Tujuh tahun sudah berlalu vonis bersalah pengadilan terhadap perusahaan sawit, PT Kallista Alam karena membakar hutan gambut Rawa Tripa di Kecamatan Darul Makmur, Kabupaten Nagan Raya, Aceh. Meskipun putusan sudah berkekuatan hukum tetap tetapi hingga kini eksekusi hukum belum berjalan, bahkan perusahaan terus beroperasi, produksi minyak sawit mentah (crude palm oil/CPO) dan menjual kepada perusahaan-perusahaan eksportir.

Vonis pengadilan menghukum Kallista Alam harus bayar ganti rugi Rp114,303 miliar lebih dan pemulihan lingkungan sekitar 1.000 hektar dengan biaya Rp 251,765 miliar lebih.

Pada 22 Januari 2019, Pengadilan Negeri Meulaboh mengeluarkan surat penetapan eksekusi dan meminta Ketua Pengadilan Suka Makmue, Nagan Raya untuk penjualan aset perusahaan secara lelang.

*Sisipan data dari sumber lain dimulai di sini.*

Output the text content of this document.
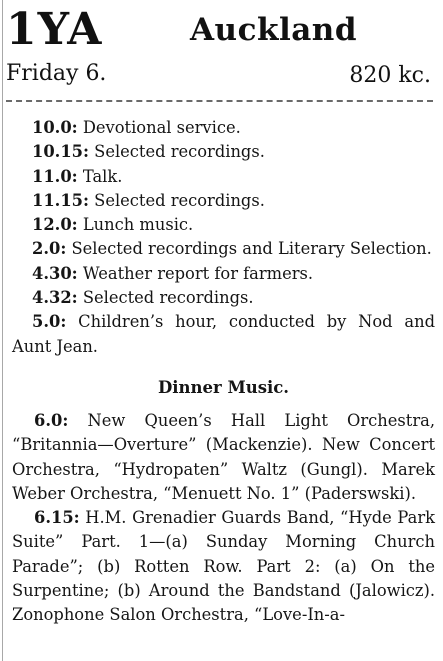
1YA	Auckland
Friday 6.	820 kc.

10.0: Devotional service.

10.15: Selected recordings.

11.0: Talk.

11.15: Selected recordings.

12.0: Lunch music.

2.0: Selected recordings and Literary Selection.

4.30: Weather report for farmers.

4.32: Selected recordings.

5.0: Children’s hour, conducted by Nod and Aunt Jean.

Dinner Music.

6.0: New Queen’s Hall Light Orchestra, “Britannia—Overture” (Mackenzie). New Concert Orchestra, “Hydropaten” Waltz (Gungl). Marek Weber Orchestra, “Menuett No. 1” (Paderswski).

6.15: H.M. Grenadier Guards Band, “Hyde Park Suite” Part. 1—(a) Sunday Morning Church Parade”; (b) Rotten Row. Part 2: (a) On the Surpentine; (b) Around the Bandstand (Jalowicz). Zonophone Salon Orchestra, “Love-In-a-
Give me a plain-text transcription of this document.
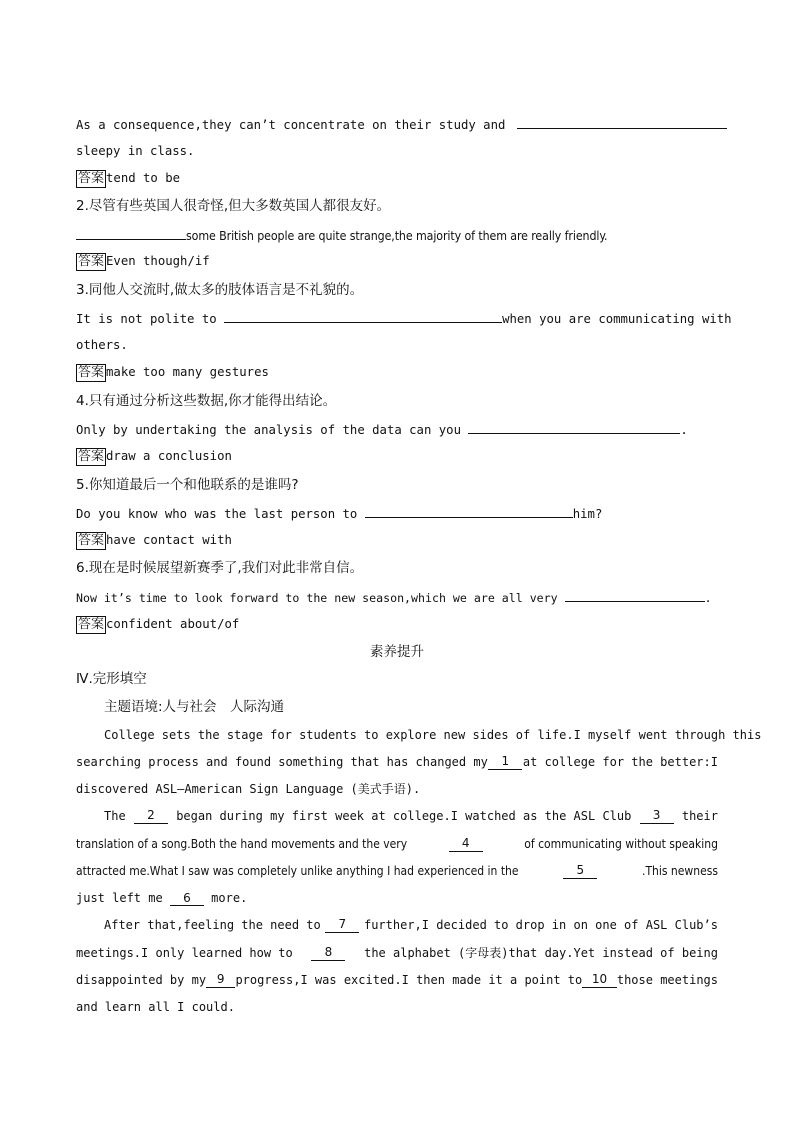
As a consequence,they can’t concentrate on their study and
sleepy in class.
答案 tend to be
2.尽管有些英国人很奇怪,但大多数英国人都很友好。
some British people are quite strange,the majority of them are really friendly.
答案 Even though/if
3.同他人交流时,做太多的肢体语言是不礼貌的。
It is not polite to	when you are communicating with
others.
答案 make too many gestures
4.只有通过分析这些数据,你才能得出结论。
Only by undertaking the analysis of the data can you	.
答案 draw a conclusion
5.你知道最后一个和他联系的是谁吗?
Do you know who was the last person to	him?
答案 have contact with
6.现在是时候展望新赛季了,我们对此非常自信。
Now it’s time to look forward to the new season,which we are all very	.
答案 confident about/of
素养提升
Ⅳ.完形填空
主题语境:人与社会　人际沟通
College sets the stage for students to explore new sides of life.I myself went through this
searching process and found something that has changed my	1	at college for the better:I
discovered ASL—American Sign Language (美式手语).
The	2	began during my first week at college.I watched as the ASL Club	3	their
translation of a song.Both the hand movements and the very	4	of communicating without speaking
attracted me.What I saw was completely unlike anything I had experienced in the	5	.This newness
just left me 6 more.
After that,feeling the need to	7	further,I decided to drop in on one of ASL Club’s
meetings.I only learned how to	8	the alphabet (字母表)that day.Yet instead of being
disappointed by my 9 progress,I was excited.I then made it a point to 10 those meetings
and learn all I could.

Perantaranya, Kantor Pelayanan Kekayaan Negara dan Lelang Banda Aceh. Upaya eksekusi terus tersendat hingga kini.

Rasio Ridho Sani, Direktur Jenderal Penegakan Hukum Kementerian Lingkungan Hidup dan Kehutanan kepada Mongabay menyebutkan, guna mempercepat proses eksekusi kasus Kallista Alam, KLHK telah berkoordinasi dengan intensif dengan pengadilan negeri.

“Informasi yang kami terima dari Pengadilan Negeri Meulaboh, Ketua PN telah melakukan aanmaning atau pemanggilan terhadap Kallista Alam,” kata Roy, sapaan akrabnya, pada 2019.

Dia bilang, Kallista Alam tak pernah hadiri pemanggilan pengadilan, hingga pada 22 Januari 2019, Ketua Pengadilan Negeri Meulaboh mengeluarkan penetapan lelang lahan.  Dalam pelaksanaan didelegasikan kepada Ketua PN Suka Makmue, Kabupaten Nagan Raya.

“Sudah dikeluarkan penetapan pelelangan sebidang tanah, bangunan, dan tanaman diatasnya seluas 5.769 hektar milik Kallista Alam,” katanya.

Lelang tanah dan bangunan Kallista Alam, akan dilakukan di muka umum oleh PN Suka Makmue dengan perantara Kantor Perbendaharaan dan Kas Negara dan Lelang (KPKNL) Banda Aceh.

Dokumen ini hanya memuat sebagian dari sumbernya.